Latent Dirichilet allocation has been applied extensively in natural language processing to identify topics reflected in blocks of text; however, to our knowledge, it has not been utilized for genetic investigation. The present study suggests the utility of this method for understanding the relationship between psychiatric and comorbid disorders, and we hope this study will prompt further investigations in larger biobanks and in using other polygenic risk measures. Still, an important caveat to this work is the inability to determine causation. Specifically, we cannot distinguish between the case of shared genetic liability for depression and comorbidities, and depression ‘causing’ the observed comorbidity. However, we are able to render the third possibility (the comorbidity causes the depression) less likely, by conditioning on an aggregate measure of genetic depression liability. A further caveat is the likelihood that other parameters would yield differing results—i.e., the application of 10 or 100 topics. Here, we selected 50 as a plausible number of disease groups a priori, and based on prior work with LDA in other contexts. Understanding the extent to which other, nonlinear means of weighting diagnoses, or specifying other numbers of topics, would yield differing results merits further study.

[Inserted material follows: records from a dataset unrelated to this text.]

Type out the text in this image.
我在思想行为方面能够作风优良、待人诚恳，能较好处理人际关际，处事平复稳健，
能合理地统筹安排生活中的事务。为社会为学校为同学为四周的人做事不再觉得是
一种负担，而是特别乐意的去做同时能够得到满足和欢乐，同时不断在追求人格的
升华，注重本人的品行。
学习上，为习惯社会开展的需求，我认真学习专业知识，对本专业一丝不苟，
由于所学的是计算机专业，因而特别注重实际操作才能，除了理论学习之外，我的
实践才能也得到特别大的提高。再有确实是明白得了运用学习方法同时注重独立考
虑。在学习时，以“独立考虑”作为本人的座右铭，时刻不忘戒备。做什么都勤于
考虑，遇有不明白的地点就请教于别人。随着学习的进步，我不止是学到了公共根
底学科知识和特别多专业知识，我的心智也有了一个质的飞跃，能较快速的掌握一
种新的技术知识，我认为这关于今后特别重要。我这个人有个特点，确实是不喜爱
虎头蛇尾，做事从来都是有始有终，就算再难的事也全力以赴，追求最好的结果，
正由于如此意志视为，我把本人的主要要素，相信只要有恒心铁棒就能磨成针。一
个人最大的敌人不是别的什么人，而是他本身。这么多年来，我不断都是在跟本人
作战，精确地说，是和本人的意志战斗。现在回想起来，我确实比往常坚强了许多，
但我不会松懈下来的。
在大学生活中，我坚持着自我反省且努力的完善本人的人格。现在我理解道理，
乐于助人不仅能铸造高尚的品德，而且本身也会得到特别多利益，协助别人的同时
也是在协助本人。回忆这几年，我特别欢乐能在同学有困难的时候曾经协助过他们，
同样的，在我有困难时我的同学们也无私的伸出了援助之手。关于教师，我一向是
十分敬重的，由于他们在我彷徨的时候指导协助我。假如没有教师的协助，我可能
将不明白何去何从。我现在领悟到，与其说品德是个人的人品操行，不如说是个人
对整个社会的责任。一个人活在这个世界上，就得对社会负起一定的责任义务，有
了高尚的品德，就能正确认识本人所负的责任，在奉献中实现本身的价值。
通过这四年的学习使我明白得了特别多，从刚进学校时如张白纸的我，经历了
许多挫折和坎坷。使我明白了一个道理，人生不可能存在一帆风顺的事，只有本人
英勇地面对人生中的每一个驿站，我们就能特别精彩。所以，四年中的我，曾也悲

Taken together, our results suggest the complexity of the relationship between mood disorders and comorbid somatic illness, and indicate specific groups of diagnoses that may travel along with genetic risk for major depression. They further illustrate the application of a novel approach to aggregating diagnoses, applicable to any large clinical data set, which may be more tolerant of heterogeneity in diagnostic codes and sensitive to groups of diagnoses that travel together. At the same time, the observed association with mood disorders may be considered further replication of the previous report of depression liability genes.15 The application of topic modeling therefore appears to be a promising strategy.